Puis vient ce que la famille appelle la « gymnastique des calculs d’enzymes ». Jack doit prendre des enzymes pancréatiques plusieurs fois par jour pour aider son corps à absorber les nutriments. Tout au long de la journée, Paula et Dan doivent porter une attention constante à ce qu’il mange afin de calculer la quantité d’enzymes dont il a besoin à chaque repas et à chaque collation.
Lorsque Jack est à la garderie, le personnel prend le relais pour s’assurer qu’il reçoit les enzymes dont il a besoin, tout en lui permettant de profiter pleinement de ses journées avec ses amis. Et maintenant qu’il fait son entrée à la prématernelle, la famille doit une fois de plus s’adapter à un nouvel environnement, à de nouveaux enseignants et à de nouveaux amis!
Faire de la place pour la vie de famille
17 h 30 : Paula ou Dan vont chercher Jack et son grand frère, Nicholas, à la garderie. Mais avant même de pouvoir s’asseoir pour le souper, les soins liés à la FK reprennent.
18 h 15 : Paula ou Dan font faire à Jack au moins une séance de pression expiratoire positive (PEP), qui aide à dégager le mucus dans ses poumons.
19 h : Enfin, place au jeu! Jack et Nicholas jouent au hockey dans l’entrée de garage ou font rouler leurs camions-monstres à toute vitesse. Ce sont précisément ces moments-là qui donnent tout son sens à tout ce que Paula et Dan font chaque jour en coulisses.
19 h 45 : La journée tire à sa fin, mais les soins ne sont pas encore terminés. Avant le coucher, Jack prend sa dernière dose de Trikafta et ses enzymes, puis fait une dernière séance de nébulisation et de physiothérapie respiratoire.

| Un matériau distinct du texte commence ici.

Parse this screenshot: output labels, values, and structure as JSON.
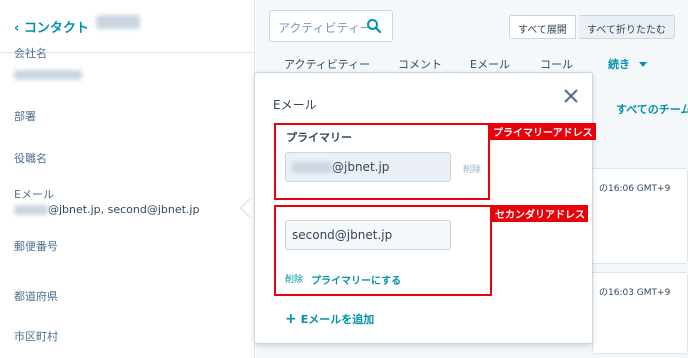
{
  "left": {
    "back_label": "‹ コンタクト",
    "fields": [
      {
        "label": "会社名",
        "value_visible": false
      },
      {
        "label": "部署"
      },
      {
        "label": "役職名"
      },
      {
        "label": "Eメール",
        "value_suffix": "@jbnet.jp, second@jbnet.jp"
      },
      {
        "label": "郵便番号"
      },
      {
        "label": "都道府県"
      },
      {
        "label": "市区町村"
      }
    ]
  },
  "right": {
    "search_placeholder": "アクティビティー",
    "expand_all": "すべて展開",
    "collapse_all": "すべて折りたたむ",
    "tabs": [
      "アクティビティー",
      "コメント",
      "Eメール",
      "コール",
      "続き"
    ],
    "teams_label": "すべてのチーム",
    "card1_time": "の16:06 GMT+9",
    "card2_time": "の16:03 GMT+9"
  },
  "popover": {
    "title": "Eメール",
    "primary_label": "プライマリー",
    "primary_email_suffix": "@jbnet.jp",
    "delete_label": "削除",
    "second_email": "second@jbnet.jp",
    "delete_label_short": "削除",
    "make_primary": "プライマリーにする",
    "add_email": "Eメールを追加"
  },
  "annotations": {
    "primary": "プライマリーアドレス",
    "secondary": "セカンダリアドレス",
    "color": "#e8000a"
  },
  "colors": {
    "accent": "#0091ae",
    "text": "#33475b",
    "border": "#cbd6e2"
  }
}
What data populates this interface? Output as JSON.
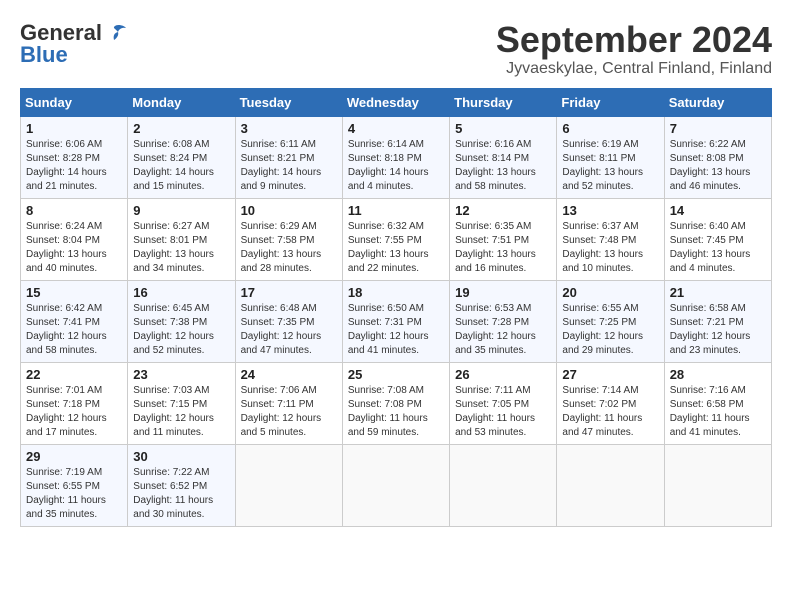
{
  "header": {
    "logo_general": "General",
    "logo_blue": "Blue",
    "title": "September 2024",
    "subtitle": "Jyvaeskylae, Central Finland, Finland"
  },
  "weekdays": [
    "Sunday",
    "Monday",
    "Tuesday",
    "Wednesday",
    "Thursday",
    "Friday",
    "Saturday"
  ],
  "weeks": [
    [
      {
        "day": "1",
        "sunrise": "Sunrise: 6:06 AM",
        "sunset": "Sunset: 8:28 PM",
        "daylight": "Daylight: 14 hours and 21 minutes."
      },
      {
        "day": "2",
        "sunrise": "Sunrise: 6:08 AM",
        "sunset": "Sunset: 8:24 PM",
        "daylight": "Daylight: 14 hours and 15 minutes."
      },
      {
        "day": "3",
        "sunrise": "Sunrise: 6:11 AM",
        "sunset": "Sunset: 8:21 PM",
        "daylight": "Daylight: 14 hours and 9 minutes."
      },
      {
        "day": "4",
        "sunrise": "Sunrise: 6:14 AM",
        "sunset": "Sunset: 8:18 PM",
        "daylight": "Daylight: 14 hours and 4 minutes."
      },
      {
        "day": "5",
        "sunrise": "Sunrise: 6:16 AM",
        "sunset": "Sunset: 8:14 PM",
        "daylight": "Daylight: 13 hours and 58 minutes."
      },
      {
        "day": "6",
        "sunrise": "Sunrise: 6:19 AM",
        "sunset": "Sunset: 8:11 PM",
        "daylight": "Daylight: 13 hours and 52 minutes."
      },
      {
        "day": "7",
        "sunrise": "Sunrise: 6:22 AM",
        "sunset": "Sunset: 8:08 PM",
        "daylight": "Daylight: 13 hours and 46 minutes."
      }
    ],
    [
      {
        "day": "8",
        "sunrise": "Sunrise: 6:24 AM",
        "sunset": "Sunset: 8:04 PM",
        "daylight": "Daylight: 13 hours and 40 minutes."
      },
      {
        "day": "9",
        "sunrise": "Sunrise: 6:27 AM",
        "sunset": "Sunset: 8:01 PM",
        "daylight": "Daylight: 13 hours and 34 minutes."
      },
      {
        "day": "10",
        "sunrise": "Sunrise: 6:29 AM",
        "sunset": "Sunset: 7:58 PM",
        "daylight": "Daylight: 13 hours and 28 minutes."
      },
      {
        "day": "11",
        "sunrise": "Sunrise: 6:32 AM",
        "sunset": "Sunset: 7:55 PM",
        "daylight": "Daylight: 13 hours and 22 minutes."
      },
      {
        "day": "12",
        "sunrise": "Sunrise: 6:35 AM",
        "sunset": "Sunset: 7:51 PM",
        "daylight": "Daylight: 13 hours and 16 minutes."
      },
      {
        "day": "13",
        "sunrise": "Sunrise: 6:37 AM",
        "sunset": "Sunset: 7:48 PM",
        "daylight": "Daylight: 13 hours and 10 minutes."
      },
      {
        "day": "14",
        "sunrise": "Sunrise: 6:40 AM",
        "sunset": "Sunset: 7:45 PM",
        "daylight": "Daylight: 13 hours and 4 minutes."
      }
    ],
    [
      {
        "day": "15",
        "sunrise": "Sunrise: 6:42 AM",
        "sunset": "Sunset: 7:41 PM",
        "daylight": "Daylight: 12 hours and 58 minutes."
      },
      {
        "day": "16",
        "sunrise": "Sunrise: 6:45 AM",
        "sunset": "Sunset: 7:38 PM",
        "daylight": "Daylight: 12 hours and 52 minutes."
      },
      {
        "day": "17",
        "sunrise": "Sunrise: 6:48 AM",
        "sunset": "Sunset: 7:35 PM",
        "daylight": "Daylight: 12 hours and 47 minutes."
      },
      {
        "day": "18",
        "sunrise": "Sunrise: 6:50 AM",
        "sunset": "Sunset: 7:31 PM",
        "daylight": "Daylight: 12 hours and 41 minutes."
      },
      {
        "day": "19",
        "sunrise": "Sunrise: 6:53 AM",
        "sunset": "Sunset: 7:28 PM",
        "daylight": "Daylight: 12 hours and 35 minutes."
      },
      {
        "day": "20",
        "sunrise": "Sunrise: 6:55 AM",
        "sunset": "Sunset: 7:25 PM",
        "daylight": "Daylight: 12 hours and 29 minutes."
      },
      {
        "day": "21",
        "sunrise": "Sunrise: 6:58 AM",
        "sunset": "Sunset: 7:21 PM",
        "daylight": "Daylight: 12 hours and 23 minutes."
      }
    ],
    [
      {
        "day": "22",
        "sunrise": "Sunrise: 7:01 AM",
        "sunset": "Sunset: 7:18 PM",
        "daylight": "Daylight: 12 hours and 17 minutes."
      },
      {
        "day": "23",
        "sunrise": "Sunrise: 7:03 AM",
        "sunset": "Sunset: 7:15 PM",
        "daylight": "Daylight: 12 hours and 11 minutes."
      },
      {
        "day": "24",
        "sunrise": "Sunrise: 7:06 AM",
        "sunset": "Sunset: 7:11 PM",
        "daylight": "Daylight: 12 hours and 5 minutes."
      },
      {
        "day": "25",
        "sunrise": "Sunrise: 7:08 AM",
        "sunset": "Sunset: 7:08 PM",
        "daylight": "Daylight: 11 hours and 59 minutes."
      },
      {
        "day": "26",
        "sunrise": "Sunrise: 7:11 AM",
        "sunset": "Sunset: 7:05 PM",
        "daylight": "Daylight: 11 hours and 53 minutes."
      },
      {
        "day": "27",
        "sunrise": "Sunrise: 7:14 AM",
        "sunset": "Sunset: 7:02 PM",
        "daylight": "Daylight: 11 hours and 47 minutes."
      },
      {
        "day": "28",
        "sunrise": "Sunrise: 7:16 AM",
        "sunset": "Sunset: 6:58 PM",
        "daylight": "Daylight: 11 hours and 41 minutes."
      }
    ],
    [
      {
        "day": "29",
        "sunrise": "Sunrise: 7:19 AM",
        "sunset": "Sunset: 6:55 PM",
        "daylight": "Daylight: 11 hours and 35 minutes."
      },
      {
        "day": "30",
        "sunrise": "Sunrise: 7:22 AM",
        "sunset": "Sunset: 6:52 PM",
        "daylight": "Daylight: 11 hours and 30 minutes."
      },
      null,
      null,
      null,
      null,
      null
    ]
  ]
}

Et demain, tout sera à refaire
Paula sait mieux que quiconque à quel point la vie avec la FK a changé. Elle a vu son frère grandir avec la FK. Lorsque Jack a reçu son diagnostic, elle espérait avant tout qu’il aurait la chance de grandir en santé, heureux et entouré de tout le soutien dont il aurait besoin.

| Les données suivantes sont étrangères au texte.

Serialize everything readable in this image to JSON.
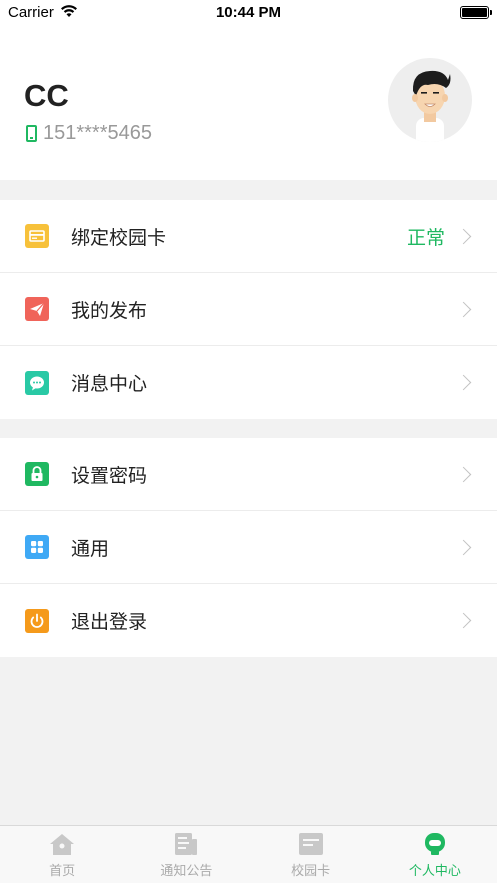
{
  "status_bar": {
    "carrier": "Carrier",
    "time": "10:44 PM"
  },
  "profile": {
    "name": "CC",
    "phone": "151****5465"
  },
  "menu_group_1": [
    {
      "label": "绑定校园卡",
      "status": "正常",
      "icon": "card-icon",
      "color": "#f7c13a"
    },
    {
      "label": "我的发布",
      "icon": "paper-plane-icon",
      "color": "#f0645a"
    },
    {
      "label": "消息中心",
      "icon": "chat-icon",
      "color": "#29c9a5"
    }
  ],
  "menu_group_2": [
    {
      "label": "设置密码",
      "icon": "lock-icon",
      "color": "#1fb861"
    },
    {
      "label": "通用",
      "icon": "grid-icon",
      "color": "#3fa9f5"
    },
    {
      "label": "退出登录",
      "icon": "power-icon",
      "color": "#f59a1b"
    }
  ],
  "tabbar": {
    "tabs": [
      {
        "label": "首页",
        "icon": "home-icon"
      },
      {
        "label": "通知公告",
        "icon": "notice-icon"
      },
      {
        "label": "校园卡",
        "icon": "campus-card-icon"
      },
      {
        "label": "个人中心",
        "icon": "profile-icon"
      }
    ],
    "active_index": 3,
    "active_color": "#1fb861"
  }
}
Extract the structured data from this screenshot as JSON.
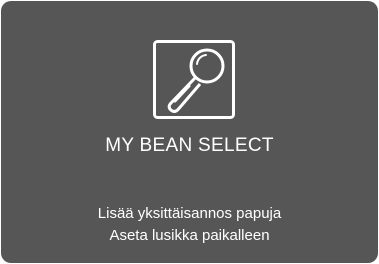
{
  "screen": {
    "title": "MY BEAN SELECT",
    "icon": "spoon-icon",
    "instructions": [
      "Lisää yksittäisannos papuja",
      "Aseta lusikka paikalleen"
    ]
  },
  "colors": {
    "background": "#565656",
    "foreground": "#ffffff"
  }
}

Aujourd’hui, cet espoir s’appuie sur des progrès bien réels. Même si la FK impose à Jack et à sa famille des défis bien particuliers, les avancées en recherche et en traitement ouvrent des possibilités que Paula n’aurait jamais crues possibles lorsqu’elle était plus jeune.
Mais pour l’instant, la FK continue d’occuper plusieurs heures de la journée de Paula et de Dan, autant de temps en moins pour Jack à jouer avec son frère et meilleur ami, Nicholas.
Tournés vers l’avenir
Pour Paula, le soutien des donateurs est loin d’être abstrait. Elle est elle-même donatrice et collectrice de fonds, et contribue ainsi à faire avancer les choses non seulement pour son fils, mais aussi pour d’autres familles touchées par la FK.
« Votre soutien aide les enfants à respirer. Il les aide à faire leurs premiers pas, à vivre leur première journée d’école et à souffler les bougies d’anniversaire, année après année.
Il fait avancer la recherche, contribue à améliorer les traitements et nous rapproche d’un avenir où personne n’aura à vivre avec l’incertitude et le fardeau de cette maladie.
Aujourd’hui, les personnes vivant avec la FK peuvent envisager une vie plus longue, plus saine et plus épanouie grâce aux personnes qui choisissent de donner. »
Pour Jack, votre soutien signifie bien plus que des traitements et des médicaments. Il signifie plus de parties de hockey dans l’entrée de garage, plus d’anniversaires et plus de journées passées à être tout simplement un enfant.